From fourth postoperative day, the baby started having progressively increasing abdominal distension. He was otherwise afebrile, vitally stable and feeding well. He was noted to have wound infection of the cranial incision. He developed surgical emphysema along the subcutaneous tunnel of VP shunt and the scalp, which was released by opening couple of the sutures along the incision line on scalp. The abdominal distension was progressively increasing. X-ray abdomen showed gross pneumoperitoneum (Fig. 1). CT head showed bilateral ventricles dilated with VP shunt in situ with small extra-axial haemorrhage with air fluid levels (Fig. 2). Antibiotics were upgraded. All the while, the neonate did not show any signs of meningitis or peritonitis.

[Figure ID: F1] Figure 1: Abdominal roentgenograms showing gross pneumoperitoneum.

[Figure ID: F2] Figure 2: CT head showed air-fluid levels in both ventricles.

He was reoperated on 8th postoperative day and the infected VP Shunt was removed. Abdomen was also explored through the umbilical incision. Lot of air gushed out; however there was no evidence of any contamination; the bowel was healthy.

Postoperatively, the neonate showed improvement, abdominal distension settled. He was discharged after 5 days of observation on breast feeding, oral antibiotics, and oral acetazolamide. He was advised weekly check up with measurement of head circumference. We have planned for reinsertion of VP shunt on left side in case of progressive hydrocephalus.

The VP Shunt tip culture showed no growth but CSF culture sent showed growth of E-Coli.


There have been several reports of complications of VP Shunt procedure. Most commonly reported are the abdominal complications with incidence in the range of 5-25% [1], which include perforation of bowel [2], pseudocyst formation [3] , distal migration of the shunt into abdominal organs and extrusion of shunt [4-6]. Intracranial pneumocephalus is mostly seen when air enters through the cranial base because of iatrogenic connection, congenital fistula, trauma or thinning of cranial base [7], while benign pneumocephalus and pneumoperitoneum is a known condition after any abdominal surgery [8]. Jea et al in 2005 [8] suggested that the air introduced under pressure during the percutaneous gastrostomy procedure through endoscope, went retrograde through the VP shunt into the ventricles causing pneumocephalus.
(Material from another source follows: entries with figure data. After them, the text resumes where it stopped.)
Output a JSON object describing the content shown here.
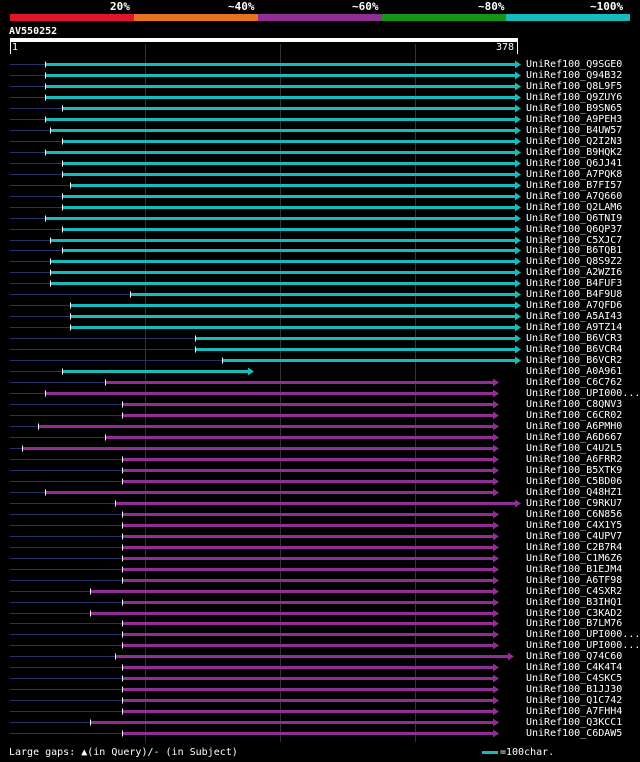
{
  "header": {
    "percent_labels": [
      "20%",
      "~40%",
      "~60%",
      "~80%",
      "~100%"
    ],
    "colors": [
      "#e4132d",
      "#e5721e",
      "#922d95",
      "#159415",
      "#16bcbc"
    ],
    "query_id": "AV550252",
    "ruler_start": "1",
    "ruler_end": "378"
  },
  "hits": [
    {
      "name": "UniRef100_Q9SGE0",
      "color": "#16bcbc",
      "start": 45,
      "end": 515,
      "arrow": true
    },
    {
      "name": "UniRef100_Q94B32",
      "color": "#16bcbc",
      "start": 45,
      "end": 515,
      "arrow": true
    },
    {
      "name": "UniRef100_Q8L9F5",
      "color": "#16bcbc",
      "start": 45,
      "end": 515,
      "arrow": true
    },
    {
      "name": "UniRef100_Q9ZUY6",
      "color": "#16bcbc",
      "start": 45,
      "end": 515,
      "arrow": true
    },
    {
      "name": "UniRef100_B9SN65",
      "color": "#16bcbc",
      "start": 62,
      "end": 515,
      "arrow": true
    },
    {
      "name": "UniRef100_A9PEH3",
      "color": "#16bcbc",
      "start": 45,
      "end": 515,
      "arrow": true
    },
    {
      "name": "UniRef100_B4UW57",
      "color": "#16bcbc",
      "start": 50,
      "end": 515,
      "arrow": true
    },
    {
      "name": "UniRef100_Q2I2N3",
      "color": "#16bcbc",
      "start": 62,
      "end": 515,
      "arrow": true
    },
    {
      "name": "UniRef100_B9HQK2",
      "color": "#16bcbc",
      "start": 45,
      "end": 515,
      "arrow": true
    },
    {
      "name": "UniRef100_Q6JJ41",
      "color": "#16bcbc",
      "start": 62,
      "end": 515,
      "arrow": true
    },
    {
      "name": "UniRef100_A7PQK8",
      "color": "#16bcbc",
      "start": 62,
      "end": 515,
      "arrow": true
    },
    {
      "name": "UniRef100_B7FI57",
      "color": "#16bcbc",
      "start": 70,
      "end": 515,
      "arrow": true
    },
    {
      "name": "UniRef100_A7Q660",
      "color": "#16bcbc",
      "start": 62,
      "end": 515,
      "arrow": true
    },
    {
      "name": "UniRef100_Q2LAM6",
      "color": "#16bcbc",
      "start": 62,
      "end": 515,
      "arrow": true
    },
    {
      "name": "UniRef100_Q6TNI9",
      "color": "#16bcbc",
      "start": 45,
      "end": 515,
      "arrow": true
    },
    {
      "name": "UniRef100_Q6QP37",
      "color": "#16bcbc",
      "start": 62,
      "end": 515,
      "arrow": true
    },
    {
      "name": "UniRef100_C5XJC7",
      "color": "#16bcbc",
      "start": 50,
      "end": 515,
      "arrow": true
    },
    {
      "name": "UniRef100_B6TQB1",
      "color": "#16bcbc",
      "start": 62,
      "end": 515,
      "arrow": true
    },
    {
      "name": "UniRef100_Q8S9Z2",
      "color": "#16bcbc",
      "start": 50,
      "end": 515,
      "arrow": true
    },
    {
      "name": "UniRef100_A2WZI6",
      "color": "#16bcbc",
      "start": 50,
      "end": 515,
      "arrow": true
    },
    {
      "name": "UniRef100_B4FUF3",
      "color": "#16bcbc",
      "start": 50,
      "end": 515,
      "arrow": true
    },
    {
      "name": "UniRef100_B4F9U8",
      "color": "#16bcbc",
      "start": 130,
      "end": 515,
      "arrow": true
    },
    {
      "name": "UniRef100_A7QFD6",
      "color": "#16bcbc",
      "start": 70,
      "end": 515,
      "arrow": true
    },
    {
      "name": "UniRef100_A5AI43",
      "color": "#16bcbc",
      "start": 70,
      "end": 515,
      "arrow": true
    },
    {
      "name": "UniRef100_A9TZ14",
      "color": "#16bcbc",
      "start": 70,
      "end": 515,
      "arrow": true
    },
    {
      "name": "UniRef100_B6VCR3",
      "color": "#16bcbc",
      "start": 195,
      "end": 515,
      "arrow": true
    },
    {
      "name": "UniRef100_B6VCR4",
      "color": "#16bcbc",
      "start": 195,
      "end": 515,
      "arrow": true
    },
    {
      "name": "UniRef100_B6VCR2",
      "color": "#16bcbc",
      "start": 222,
      "end": 515,
      "arrow": true
    },
    {
      "name": "UniRef100_A0A961",
      "color": "#16bcbc",
      "start": 62,
      "end": 248,
      "arrow": true
    },
    {
      "name": "UniRef100_C6C762",
      "color": "#922d95",
      "start": 105,
      "end": 493,
      "arrow": true
    },
    {
      "name": "UniRef100_UPI000...",
      "color": "#922d95",
      "start": 45,
      "end": 493,
      "arrow": true
    },
    {
      "name": "UniRef100_C8QNV3",
      "color": "#922d95",
      "start": 122,
      "end": 493,
      "arrow": true
    },
    {
      "name": "UniRef100_C6CR02",
      "color": "#922d95",
      "start": 122,
      "end": 493,
      "arrow": true
    },
    {
      "name": "UniRef100_A6PMH0",
      "color": "#922d95",
      "start": 38,
      "end": 493,
      "arrow": true
    },
    {
      "name": "UniRef100_A6D667",
      "color": "#922d95",
      "start": 105,
      "end": 493,
      "arrow": true
    },
    {
      "name": "UniRef100_C4U2L5",
      "color": "#922d95",
      "start": 22,
      "end": 493,
      "arrow": true
    },
    {
      "name": "UniRef100_A6FRR2",
      "color": "#922d95",
      "start": 122,
      "end": 493,
      "arrow": true
    },
    {
      "name": "UniRef100_B5XTK9",
      "color": "#922d95",
      "start": 122,
      "end": 493,
      "arrow": true
    },
    {
      "name": "UniRef100_C5BD06",
      "color": "#922d95",
      "start": 122,
      "end": 493,
      "arrow": true
    },
    {
      "name": "UniRef100_Q48HZ1",
      "color": "#922d95",
      "start": 45,
      "end": 493,
      "arrow": true
    },
    {
      "name": "UniRef100_C9RKU7",
      "color": "#922d95",
      "start": 115,
      "end": 515,
      "arrow": true
    },
    {
      "name": "UniRef100_C6N856",
      "color": "#922d95",
      "start": 122,
      "end": 493,
      "arrow": true
    },
    {
      "name": "UniRef100_C4X1Y5",
      "color": "#922d95",
      "start": 122,
      "end": 493,
      "arrow": true
    },
    {
      "name": "UniRef100_C4UPV7",
      "color": "#922d95",
      "start": 122,
      "end": 493,
      "arrow": true
    },
    {
      "name": "UniRef100_C2B7R4",
      "color": "#922d95",
      "start": 122,
      "end": 493,
      "arrow": true
    },
    {
      "name": "UniRef100_C1M6Z6",
      "color": "#922d95",
      "start": 122,
      "end": 493,
      "arrow": true
    },
    {
      "name": "UniRef100_B1EJM4",
      "color": "#922d95",
      "start": 122,
      "end": 493,
      "arrow": true
    },
    {
      "name": "UniRef100_A6TF98",
      "color": "#922d95",
      "start": 122,
      "end": 493,
      "arrow": true
    },
    {
      "name": "UniRef100_C4SXR2",
      "color": "#922d95",
      "start": 90,
      "end": 493,
      "arrow": true
    },
    {
      "name": "UniRef100_B3IHQ1",
      "color": "#922d95",
      "start": 122,
      "end": 493,
      "arrow": true
    },
    {
      "name": "UniRef100_C3KAD2",
      "color": "#922d95",
      "start": 90,
      "end": 493,
      "arrow": true
    },
    {
      "name": "UniRef100_B7LM76",
      "color": "#922d95",
      "start": 122,
      "end": 493,
      "arrow": true
    },
    {
      "name": "UniRef100_UPI000...",
      "color": "#922d95",
      "start": 122,
      "end": 493,
      "arrow": true
    },
    {
      "name": "UniRef100_UPI000...",
      "color": "#922d95",
      "start": 122,
      "end": 493,
      "arrow": true
    },
    {
      "name": "UniRef100_Q74C60",
      "color": "#922d95",
      "start": 115,
      "end": 508,
      "arrow": true
    },
    {
      "name": "UniRef100_C4K4T4",
      "color": "#922d95",
      "start": 122,
      "end": 493,
      "arrow": true
    },
    {
      "name": "UniRef100_C4SKC5",
      "color": "#922d95",
      "start": 122,
      "end": 493,
      "arrow": true
    },
    {
      "name": "UniRef100_B1JJ30",
      "color": "#922d95",
      "start": 122,
      "end": 493,
      "arrow": true
    },
    {
      "name": "UniRef100_Q1C742",
      "color": "#922d95",
      "start": 122,
      "end": 493,
      "arrow": true
    },
    {
      "name": "UniRef100_A7FHH4",
      "color": "#922d95",
      "start": 122,
      "end": 493,
      "arrow": true
    },
    {
      "name": "UniRef100_Q3KCC1",
      "color": "#922d95",
      "start": 90,
      "end": 493,
      "arrow": true
    },
    {
      "name": "UniRef100_C6DAW5",
      "color": "#922d95",
      "start": 122,
      "end": 493,
      "arrow": true
    }
  ],
  "footer": {
    "legend_text": "Large gaps: ▲(in Query)/- (in Subject)",
    "scale_text": "=100char."
  }
}
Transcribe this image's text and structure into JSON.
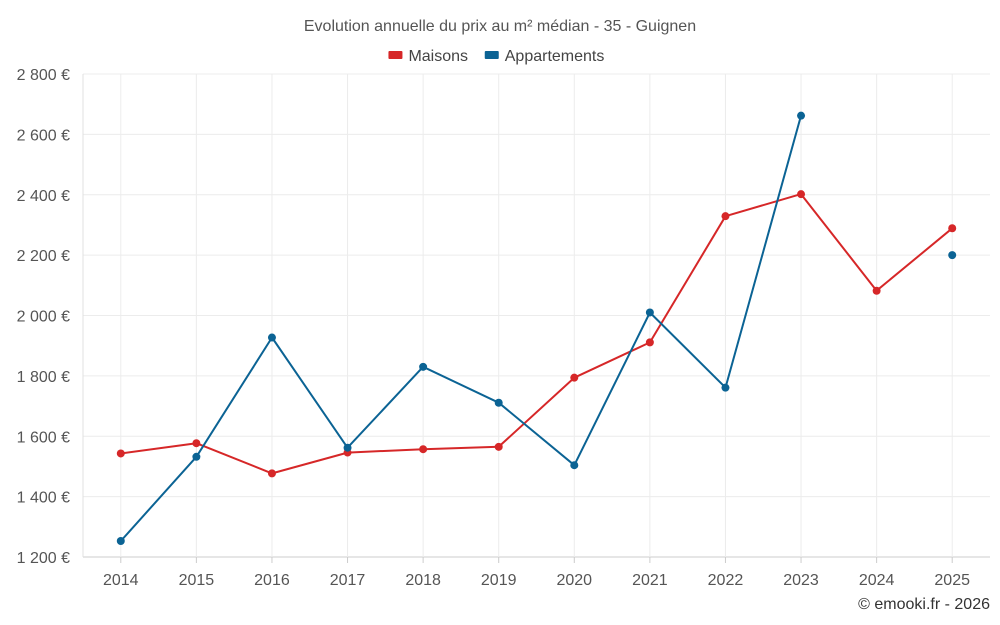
{
  "chart_data": {
    "type": "line",
    "title": "Evolution annuelle du prix au m² médian - 35 - Guignen",
    "categories": [
      "2014",
      "2015",
      "2016",
      "2017",
      "2018",
      "2019",
      "2020",
      "2021",
      "2022",
      "2023",
      "2024",
      "2025"
    ],
    "y_tick_labels": [
      "1 200 €",
      "1 400 €",
      "1 600 €",
      "1 800 €",
      "2 000 €",
      "2 200 €",
      "2 400 €",
      "2 600 €",
      "2 800 €"
    ],
    "y_ticks": [
      1200,
      1400,
      1600,
      1800,
      2000,
      2200,
      2400,
      2600,
      2800
    ],
    "ylim": [
      1200,
      2800
    ],
    "grid": true,
    "legend_position": "top-center",
    "series": [
      {
        "name": "Maisons",
        "color": "#d62728",
        "values": [
          1543,
          1577,
          1477,
          1546,
          1557,
          1565,
          1794,
          1911,
          2329,
          2402,
          2082,
          2289
        ]
      },
      {
        "name": "Appartements",
        "color": "#0b6394",
        "values": [
          1253,
          1532,
          1927,
          1562,
          1830,
          1711,
          1504,
          2010,
          1761,
          2662,
          null,
          2200
        ]
      }
    ],
    "credit": "© emooki.fr - 2026"
  }
}
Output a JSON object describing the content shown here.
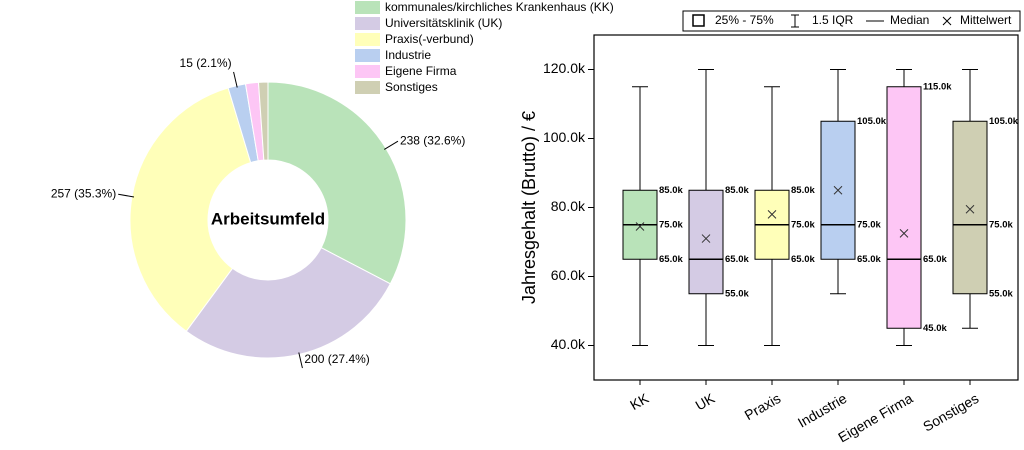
{
  "chart_data": [
    {
      "type": "donut",
      "title": "Arbeitsumfeld",
      "categories": [
        "kommunales/kirchliches Krankenhaus (KK)",
        "Universitätsklinik (UK)",
        "Praxis(-verbund)",
        "Industrie",
        "Eigene Firma",
        "Sonstiges"
      ],
      "values": [
        238,
        200,
        257,
        15,
        11,
        8
      ],
      "value_labels": [
        "238 (32.6%)",
        "200 (27.4%)",
        "257 (35.3%)",
        "15 (2.1%)",
        null,
        null
      ],
      "colors": [
        "#b9e3b9",
        "#d4cbe4",
        "#ffffb9",
        "#b9cff0",
        "#fdc6f5",
        "#cfcfb3"
      ]
    },
    {
      "type": "box",
      "categories": [
        "KK",
        "UK",
        "Praxis",
        "Industrie",
        "Eigene Firma",
        "Sonstiges"
      ],
      "colors": [
        "#b9e3b9",
        "#d4cbe4",
        "#ffffb9",
        "#b9cff0",
        "#fdc6f5",
        "#cfcfb3"
      ],
      "whisker_low": [
        40000,
        40000,
        40000,
        55000,
        40000,
        45000
      ],
      "q1": [
        65000,
        55000,
        65000,
        65000,
        45000,
        55000
      ],
      "median": [
        75000,
        65000,
        75000,
        75000,
        65000,
        75000
      ],
      "q3": [
        85000,
        85000,
        85000,
        105000,
        115000,
        105000
      ],
      "whisker_high": [
        115000,
        120000,
        115000,
        120000,
        120000,
        120000
      ],
      "mean": [
        74500,
        71000,
        78000,
        85000,
        72500,
        79500
      ],
      "value_labels": {
        "q1": [
          "65.0k",
          "55.0k",
          "65.0k",
          "65.0k",
          "45.0k",
          "55.0k"
        ],
        "median": [
          "75.0k",
          "65.0k",
          "75.0k",
          "75.0k",
          "65.0k",
          "75.0k"
        ],
        "q3": [
          "85.0k",
          "85.0k",
          "85.0k",
          "105.0k",
          "115.0k",
          "105.0k"
        ]
      },
      "legend": [
        "25% - 75%",
        "1.5 IQR",
        "Median",
        "Mittelwert"
      ],
      "ylabel": "Jahresgehalt (Brutto) / €",
      "ylim": [
        30000,
        130000
      ],
      "yticks": [
        {
          "value": 40000,
          "label": "40.0k"
        },
        {
          "value": 60000,
          "label": "60.0k"
        },
        {
          "value": 80000,
          "label": "80.0k"
        },
        {
          "value": 100000,
          "label": "100.0k"
        },
        {
          "value": 120000,
          "label": "120.0k"
        }
      ]
    }
  ]
}
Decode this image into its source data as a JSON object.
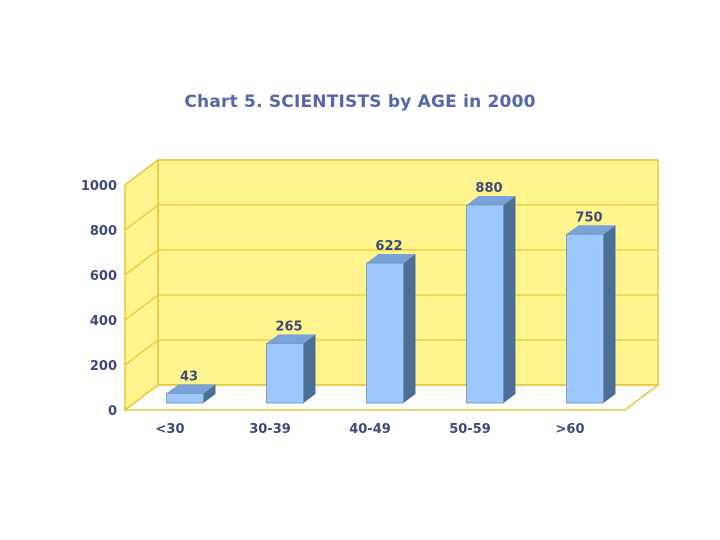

In our case, we have ruled out the possibility of any bowel perforation, as there was no contamination of the peritoneum. Lung perforation was also ruled out as there was no pneumothorax. We believe there could be two possibilities; a facultative anaerobic gas forming organism infection of the shunt i.e. E-coli seen present in the CSF culture which explicates the presence of gas in the ventricles as well as the peritoneum, nevertheless, it does not explain massive volume of air; other possible reason could be the surgical site wound infection on the scalp wound requiring opening of couple of sutures that might have caused surgical emphysema and air entering into the ventricles through the burr hole and then into the peritoneum through the shunt.

To conclude, we reported an unusual case of spontaneous pneumocephalus and pneumoperitoneum after a VP shunt surgery, the etiology of which is obscured and open to debate.


Source of Support: Nil

Conflict of Interest: The author is editor of the journal but he is not involved in decision making of the manuscript.